The short story "How Nnedi Got Her Curved Spine" by Nnedi Okorafor details a story about a woman named Nnedi, who, while in the woods, was taken in by intelligent baboons and taught their first written language, which she then took back to her people, thus introducing writing to them.
Nnedi Okorafor writes at the end of the story:
Many years later, while considering all this and just before I wrote what would become my first published novel Zarah the Windseeker, I wrote this short piece of “creative nonfiction”. I call it nonfiction because it is a true story. I call it creative because it is told through the lens of fantasy.
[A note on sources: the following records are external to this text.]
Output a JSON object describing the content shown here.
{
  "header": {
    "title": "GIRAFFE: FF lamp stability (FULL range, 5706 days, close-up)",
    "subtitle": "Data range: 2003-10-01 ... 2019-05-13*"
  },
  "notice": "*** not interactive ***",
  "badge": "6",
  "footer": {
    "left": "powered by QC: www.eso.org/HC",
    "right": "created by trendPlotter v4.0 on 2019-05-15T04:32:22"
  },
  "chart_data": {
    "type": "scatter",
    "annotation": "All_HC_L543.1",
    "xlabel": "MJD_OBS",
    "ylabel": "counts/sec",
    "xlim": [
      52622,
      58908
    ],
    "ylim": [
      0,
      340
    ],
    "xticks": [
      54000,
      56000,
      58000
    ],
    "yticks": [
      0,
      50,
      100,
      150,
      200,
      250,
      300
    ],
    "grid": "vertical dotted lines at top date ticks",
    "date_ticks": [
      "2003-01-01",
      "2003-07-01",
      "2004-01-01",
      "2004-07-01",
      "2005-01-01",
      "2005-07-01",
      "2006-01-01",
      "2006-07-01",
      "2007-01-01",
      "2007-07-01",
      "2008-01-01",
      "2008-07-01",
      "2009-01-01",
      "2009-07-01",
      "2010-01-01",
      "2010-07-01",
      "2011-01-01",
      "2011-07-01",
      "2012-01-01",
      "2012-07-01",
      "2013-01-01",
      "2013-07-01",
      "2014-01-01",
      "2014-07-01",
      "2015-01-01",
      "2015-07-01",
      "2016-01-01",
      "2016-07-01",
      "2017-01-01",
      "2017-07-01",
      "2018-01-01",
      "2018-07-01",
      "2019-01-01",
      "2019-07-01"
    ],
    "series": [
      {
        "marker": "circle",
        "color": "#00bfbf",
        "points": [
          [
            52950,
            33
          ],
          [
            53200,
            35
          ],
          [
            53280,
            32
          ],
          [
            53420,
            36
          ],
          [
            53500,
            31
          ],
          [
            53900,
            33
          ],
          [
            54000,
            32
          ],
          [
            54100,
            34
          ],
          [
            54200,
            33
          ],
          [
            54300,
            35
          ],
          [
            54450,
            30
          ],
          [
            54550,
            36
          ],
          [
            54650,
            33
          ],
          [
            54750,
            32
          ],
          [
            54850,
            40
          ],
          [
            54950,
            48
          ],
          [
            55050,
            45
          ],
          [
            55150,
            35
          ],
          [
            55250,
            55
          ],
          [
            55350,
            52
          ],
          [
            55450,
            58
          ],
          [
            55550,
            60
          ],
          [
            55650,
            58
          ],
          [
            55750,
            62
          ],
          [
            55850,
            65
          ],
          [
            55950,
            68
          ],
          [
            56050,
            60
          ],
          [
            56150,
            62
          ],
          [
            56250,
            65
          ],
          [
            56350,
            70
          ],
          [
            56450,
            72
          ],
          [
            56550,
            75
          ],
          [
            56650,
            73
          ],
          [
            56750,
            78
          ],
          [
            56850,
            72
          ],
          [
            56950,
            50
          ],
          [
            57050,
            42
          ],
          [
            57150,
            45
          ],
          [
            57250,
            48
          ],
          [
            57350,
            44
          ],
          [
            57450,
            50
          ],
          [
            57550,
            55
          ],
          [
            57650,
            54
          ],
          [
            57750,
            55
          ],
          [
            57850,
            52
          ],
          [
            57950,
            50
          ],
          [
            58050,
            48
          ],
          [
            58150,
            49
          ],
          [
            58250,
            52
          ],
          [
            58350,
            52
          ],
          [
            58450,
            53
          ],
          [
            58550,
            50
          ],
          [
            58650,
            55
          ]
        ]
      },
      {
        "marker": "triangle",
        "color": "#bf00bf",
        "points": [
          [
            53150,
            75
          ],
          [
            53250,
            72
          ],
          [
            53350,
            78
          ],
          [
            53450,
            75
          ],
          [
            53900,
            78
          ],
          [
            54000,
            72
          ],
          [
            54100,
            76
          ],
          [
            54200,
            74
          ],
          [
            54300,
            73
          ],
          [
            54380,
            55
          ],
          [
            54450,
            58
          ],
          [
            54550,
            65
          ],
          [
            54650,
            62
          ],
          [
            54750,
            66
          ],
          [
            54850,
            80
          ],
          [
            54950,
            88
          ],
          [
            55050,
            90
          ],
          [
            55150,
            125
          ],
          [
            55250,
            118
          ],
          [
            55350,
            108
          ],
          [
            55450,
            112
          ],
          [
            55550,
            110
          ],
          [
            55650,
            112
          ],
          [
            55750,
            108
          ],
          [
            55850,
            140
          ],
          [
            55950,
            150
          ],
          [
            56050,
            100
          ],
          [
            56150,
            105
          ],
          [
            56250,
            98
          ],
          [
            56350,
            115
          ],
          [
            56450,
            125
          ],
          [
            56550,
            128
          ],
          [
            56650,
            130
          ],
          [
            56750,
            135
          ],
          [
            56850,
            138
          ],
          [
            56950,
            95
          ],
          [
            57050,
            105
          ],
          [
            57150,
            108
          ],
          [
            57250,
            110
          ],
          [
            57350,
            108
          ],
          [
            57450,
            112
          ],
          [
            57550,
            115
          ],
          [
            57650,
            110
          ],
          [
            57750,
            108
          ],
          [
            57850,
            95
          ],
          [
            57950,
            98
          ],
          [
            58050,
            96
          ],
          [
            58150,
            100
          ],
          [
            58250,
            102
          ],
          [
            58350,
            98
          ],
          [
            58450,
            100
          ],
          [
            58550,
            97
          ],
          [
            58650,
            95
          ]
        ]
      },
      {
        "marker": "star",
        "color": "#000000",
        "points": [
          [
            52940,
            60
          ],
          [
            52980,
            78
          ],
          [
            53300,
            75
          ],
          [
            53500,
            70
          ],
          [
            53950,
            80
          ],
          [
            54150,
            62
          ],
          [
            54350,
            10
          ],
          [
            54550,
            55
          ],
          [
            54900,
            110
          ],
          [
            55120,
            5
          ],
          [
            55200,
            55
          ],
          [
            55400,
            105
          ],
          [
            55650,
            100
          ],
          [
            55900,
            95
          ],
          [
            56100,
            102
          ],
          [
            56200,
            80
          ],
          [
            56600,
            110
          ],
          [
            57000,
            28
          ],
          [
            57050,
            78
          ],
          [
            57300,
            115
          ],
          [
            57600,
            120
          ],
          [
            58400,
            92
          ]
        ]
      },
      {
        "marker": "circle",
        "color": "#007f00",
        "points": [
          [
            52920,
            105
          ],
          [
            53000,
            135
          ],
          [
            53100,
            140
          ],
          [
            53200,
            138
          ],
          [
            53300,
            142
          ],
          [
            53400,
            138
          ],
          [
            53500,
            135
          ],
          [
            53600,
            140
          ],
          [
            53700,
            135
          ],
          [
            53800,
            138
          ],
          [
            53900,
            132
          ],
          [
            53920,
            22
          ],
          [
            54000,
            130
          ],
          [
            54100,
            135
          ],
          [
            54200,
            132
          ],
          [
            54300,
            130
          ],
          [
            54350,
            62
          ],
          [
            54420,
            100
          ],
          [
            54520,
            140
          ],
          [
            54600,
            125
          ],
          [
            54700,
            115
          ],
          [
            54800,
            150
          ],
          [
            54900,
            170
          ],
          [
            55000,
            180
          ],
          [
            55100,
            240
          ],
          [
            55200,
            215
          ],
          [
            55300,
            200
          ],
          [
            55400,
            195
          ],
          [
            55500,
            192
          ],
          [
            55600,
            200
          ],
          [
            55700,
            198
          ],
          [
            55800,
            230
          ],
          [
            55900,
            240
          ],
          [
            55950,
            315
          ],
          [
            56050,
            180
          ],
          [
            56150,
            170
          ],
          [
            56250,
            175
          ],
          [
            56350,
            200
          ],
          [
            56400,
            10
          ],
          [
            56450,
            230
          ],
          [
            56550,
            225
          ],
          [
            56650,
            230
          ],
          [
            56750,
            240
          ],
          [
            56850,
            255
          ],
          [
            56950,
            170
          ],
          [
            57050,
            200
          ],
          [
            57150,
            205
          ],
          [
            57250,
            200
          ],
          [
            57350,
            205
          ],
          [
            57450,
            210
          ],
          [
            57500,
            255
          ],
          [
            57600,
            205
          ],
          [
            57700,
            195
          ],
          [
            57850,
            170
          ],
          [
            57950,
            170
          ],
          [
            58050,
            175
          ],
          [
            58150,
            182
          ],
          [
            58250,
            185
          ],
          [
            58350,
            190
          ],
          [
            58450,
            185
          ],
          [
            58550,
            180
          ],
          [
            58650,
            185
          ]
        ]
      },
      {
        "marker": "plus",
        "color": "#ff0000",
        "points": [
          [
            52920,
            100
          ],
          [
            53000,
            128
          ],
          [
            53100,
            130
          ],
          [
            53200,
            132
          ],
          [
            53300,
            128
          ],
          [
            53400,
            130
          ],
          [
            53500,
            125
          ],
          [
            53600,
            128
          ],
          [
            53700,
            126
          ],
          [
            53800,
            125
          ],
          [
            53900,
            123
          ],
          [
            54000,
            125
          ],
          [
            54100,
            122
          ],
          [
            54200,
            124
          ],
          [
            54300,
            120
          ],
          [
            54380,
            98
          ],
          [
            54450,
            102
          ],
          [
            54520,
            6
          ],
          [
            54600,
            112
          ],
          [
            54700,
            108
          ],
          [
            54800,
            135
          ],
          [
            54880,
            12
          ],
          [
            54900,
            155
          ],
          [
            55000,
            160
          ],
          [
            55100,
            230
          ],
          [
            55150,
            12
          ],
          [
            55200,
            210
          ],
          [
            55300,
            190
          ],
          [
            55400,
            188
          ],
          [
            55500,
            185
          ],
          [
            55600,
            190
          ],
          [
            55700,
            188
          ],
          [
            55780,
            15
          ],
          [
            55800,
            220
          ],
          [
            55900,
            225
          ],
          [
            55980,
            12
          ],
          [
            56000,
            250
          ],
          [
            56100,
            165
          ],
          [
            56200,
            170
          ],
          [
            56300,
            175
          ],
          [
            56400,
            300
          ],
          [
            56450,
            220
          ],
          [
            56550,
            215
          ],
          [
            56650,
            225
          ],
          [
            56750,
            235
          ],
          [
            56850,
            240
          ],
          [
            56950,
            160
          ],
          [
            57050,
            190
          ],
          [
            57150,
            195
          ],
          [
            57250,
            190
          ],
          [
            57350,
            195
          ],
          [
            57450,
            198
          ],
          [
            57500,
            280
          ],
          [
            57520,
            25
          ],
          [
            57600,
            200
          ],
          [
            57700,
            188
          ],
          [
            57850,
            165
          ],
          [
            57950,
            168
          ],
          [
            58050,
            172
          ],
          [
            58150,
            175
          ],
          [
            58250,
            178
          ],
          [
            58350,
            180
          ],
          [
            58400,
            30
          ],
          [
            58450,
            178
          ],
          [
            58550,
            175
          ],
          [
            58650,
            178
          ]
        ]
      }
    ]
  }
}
But while looking up the term "creative nonfiction", I found this definition, on CreativeNonfiction.org:
The words “creative” and “nonfiction” describe the form. The word “creative” refers to the use of literary craft, the techniques fiction writers, playwrights, and poets employ to present nonfiction—factually accurate prose about real people and events—in a compelling, vivid, dramatic manner. The goal is to make nonfiction stories read like fiction so that your readers are as enthralled by fact as they are by fantasy.
I took this to mean stories such as Laura Ingalls Wilder's Little House on the Prairie series - a true story told in a way that reads like a novel. "How Nnedi Got Her Curved Spine" doesn't seem to fit that.
Am I missing something here? Misunderstanding the definition of creative nonfiction? Or what?